I got 1 star rating, I’m not sure who gave me , but I’m guessing that family rate me low, especially the man. When he seats in , he already was mad on Uber. Looks like he was charged with other driver for rider no-show. Then when I try to make a right turn he started: why you taking right, you supposed go left. This is longer way. I explain him polite that I’m not from this area and I follow navigation. He asked: what kind of navigation did you use. I said Uber , he: I use Waze , and you should use Waze. I told him that I don’t like Waze . That’s all conversation. But he was nervous and slam my door. I rate him 3 star and reported wanted new route, late for pickup (he was charged for waiting time like a one minute or less) by the way it was a short trip as well 9 minutes , 3 miles I got from this ride around $5. I’ve done few more rides and my rating fall down. I think Uber needs to change their rating system. If pax rate low they should explain why and do some investigation. Maybe they rate you low , because of they pay extra for surge or wait time.


----------



## jim8115 (Dec 14, 2019)

CJfrom619 said:


> The chances of that happening anyways are extremely unlikely unless they love within 5 minutes of you. Repeat riders are very rare unless they live close to you.
> 
> 
> No Uber just wants them to feel that way but in reality riders have very little power. They let them rate us but ratings are irrelevant and have no actual meaning or consequences.

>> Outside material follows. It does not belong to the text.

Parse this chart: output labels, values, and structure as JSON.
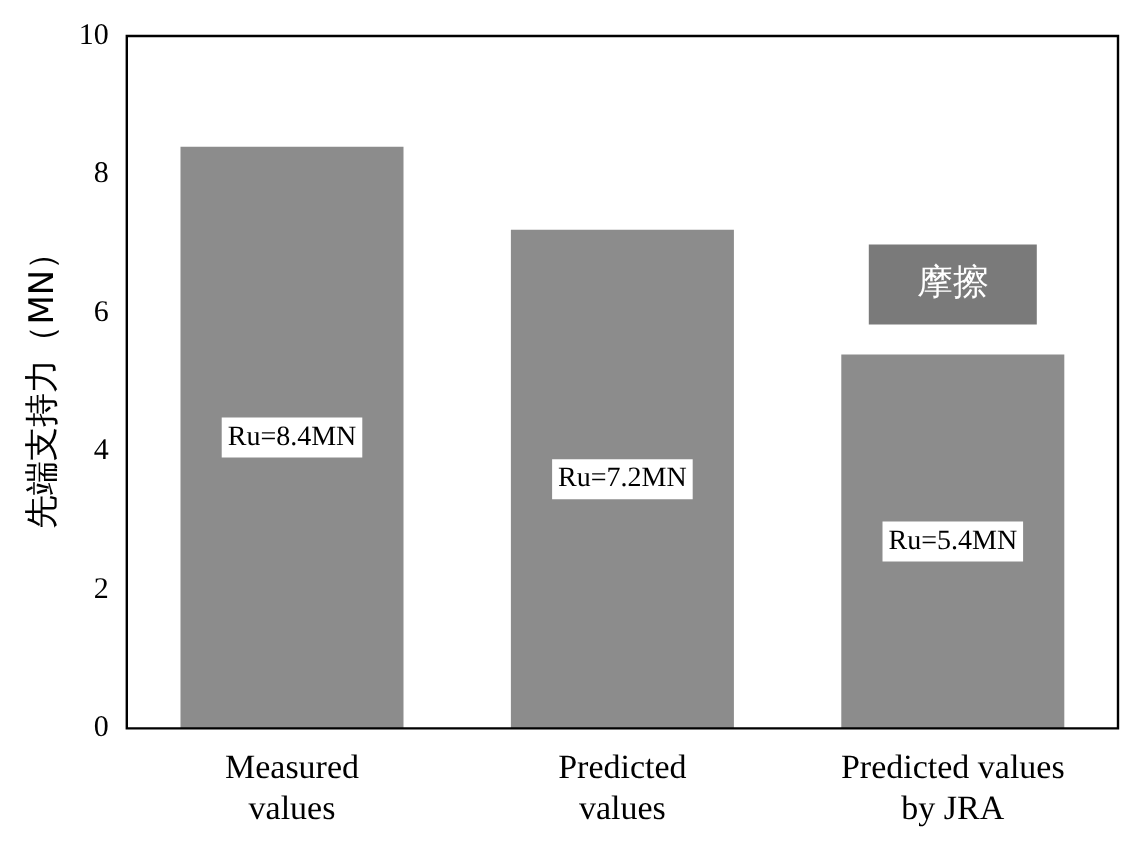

ACtually, where I live, at least 50% of my riders are people i have had before.


----------



## CJfrom619 (Apr 27, 2017)

jim8115 said:


> ACtually, where I live, at least 50% of my riders are people i have had before.


Well that's extremely rare. You must live in a very small city. I live in a city with more then 3 million. Chances of repeat customers are very low.


----------



## jim8115 (Dec 14, 2019)

CJfrom619 said:


> Well that's extremely rare. You must live in a very small city. I live in a city with more then 3 million. Chances of repeat customers are very low.


About 80,000 people


----------